OEM incursion in the aftermarket is becoming a more pressing concern for the many MROs. However, while some see this as a challenge, others view it as a opportunity for building stronger relationships and aiding growth opportunities. Daniel James, senior associate, gives his perspective on the issue. 

Almost exactly a year ago, the European Commission wrote to airlines and component manufacturers seeking information about terms within service and supply contracts which could have the effect of restricting choice when providing aircraft related services. Of particular interest to many of my clients are those terms relating to the repair, overhaul and trading of engines. However, for some time prior to the Commission’s involvement I was certainly sensing a groundswell of concern from clients and contacts in the industry.

Fast forward a year and at the ISTAT conference in Barcelona last month, the engine trading panel, comprised of engine OEMs (RR and P&W) and engine lessors (Willis and ELFC), discussed issues surrounding the perceived protectionist stance that engine OEMs are taking. The issue was also discussed a week or so earlier in Bangkok, at the IATA Maintenance Cost Conference. 

The criticisms levelled against a number of the engine OEMs are broadly that they have achieved, or are seeking to achieve, a dominant aftermarket position.
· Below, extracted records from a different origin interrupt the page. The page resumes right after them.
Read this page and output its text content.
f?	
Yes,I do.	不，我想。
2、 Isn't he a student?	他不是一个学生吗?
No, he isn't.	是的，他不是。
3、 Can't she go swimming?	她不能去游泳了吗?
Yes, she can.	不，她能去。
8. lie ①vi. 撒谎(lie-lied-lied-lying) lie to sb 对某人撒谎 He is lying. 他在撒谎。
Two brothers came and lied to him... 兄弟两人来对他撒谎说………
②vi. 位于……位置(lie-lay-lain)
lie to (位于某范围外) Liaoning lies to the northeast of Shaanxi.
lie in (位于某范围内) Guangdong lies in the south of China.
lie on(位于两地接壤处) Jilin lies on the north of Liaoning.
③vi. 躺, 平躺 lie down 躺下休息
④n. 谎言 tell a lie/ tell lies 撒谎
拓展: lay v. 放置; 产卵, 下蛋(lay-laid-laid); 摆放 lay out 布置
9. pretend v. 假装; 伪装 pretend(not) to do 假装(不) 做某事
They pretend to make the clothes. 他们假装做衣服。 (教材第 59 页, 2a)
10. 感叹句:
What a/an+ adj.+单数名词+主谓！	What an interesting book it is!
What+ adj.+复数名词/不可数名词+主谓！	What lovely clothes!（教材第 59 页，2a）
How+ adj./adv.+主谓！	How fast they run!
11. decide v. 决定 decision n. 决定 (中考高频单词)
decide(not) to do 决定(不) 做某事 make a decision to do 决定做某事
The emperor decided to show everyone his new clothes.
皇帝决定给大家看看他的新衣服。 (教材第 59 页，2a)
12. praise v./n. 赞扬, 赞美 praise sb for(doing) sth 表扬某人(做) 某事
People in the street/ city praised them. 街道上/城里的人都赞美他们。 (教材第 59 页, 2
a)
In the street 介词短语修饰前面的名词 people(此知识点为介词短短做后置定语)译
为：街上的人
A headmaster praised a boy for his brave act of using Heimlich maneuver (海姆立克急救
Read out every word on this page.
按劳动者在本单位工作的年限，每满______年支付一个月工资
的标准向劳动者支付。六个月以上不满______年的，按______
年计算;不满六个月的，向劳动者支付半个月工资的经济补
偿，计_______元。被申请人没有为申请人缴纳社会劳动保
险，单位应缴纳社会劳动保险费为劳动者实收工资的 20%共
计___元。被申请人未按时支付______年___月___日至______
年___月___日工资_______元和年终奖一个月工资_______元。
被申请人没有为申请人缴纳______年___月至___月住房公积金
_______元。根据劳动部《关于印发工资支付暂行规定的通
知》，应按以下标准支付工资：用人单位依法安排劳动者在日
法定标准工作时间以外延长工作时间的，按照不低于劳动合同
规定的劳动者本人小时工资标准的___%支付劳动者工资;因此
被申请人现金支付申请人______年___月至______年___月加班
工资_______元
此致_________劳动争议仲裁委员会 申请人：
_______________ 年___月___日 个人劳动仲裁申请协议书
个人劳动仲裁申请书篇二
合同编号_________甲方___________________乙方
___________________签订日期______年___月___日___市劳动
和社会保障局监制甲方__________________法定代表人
I would hasten to add this is not the view of the European Commission, who are still looking into the position and have not made any decisions one way or the other.

Practices including, but not limited to, elimination in the use of PMA parts & DER in engine gas-paths, a marked increase in the number of flight hour agreements (such as RR “Totalcare”) and the perceived increased value and quality of OEM maintained engines as compared to others (such as CFM’s “TruEngine”) are all cited as examples of the OEM’s motives to dominate the aftersales market.  

One particular slide was shown at Barcelona, courtesy of a European MRO, which depicted the OEMs as a steam roller hurtling down the “competition road” with the hapless MROs stood in its path as the EU Commission and IATA looked on.  This may be somewhat dramatic but it certainly demonstrated the strength of feeling among the independent MROs.

So, very broadly, lessors are concerned about asset value and re-marketability, MROs are concerned about their ability to repair and support new engine models.    

The position of the OEMs, at least those expressed in Barcelona, is that these new engines and their associated technologies (which, let no one be in doubt, are amazing pieces of engineering) require huge capital investment and expenditure to develop. In order to attract investors and provide requisite returns, a longer term income stream needs to be derived from the engine. As such, the development of flight hour packages and OEM provided parts support for the engine over its life span bolt on to the underlying asset value.

RR also provided some news about a new “LessorCare” package designed to support lessors in relation to engines being transferred beyond the first lessor. The lessors seemed unconvinced.

This issue is likely to rumble on for some time but it is one very much at the top of my list to be monitored.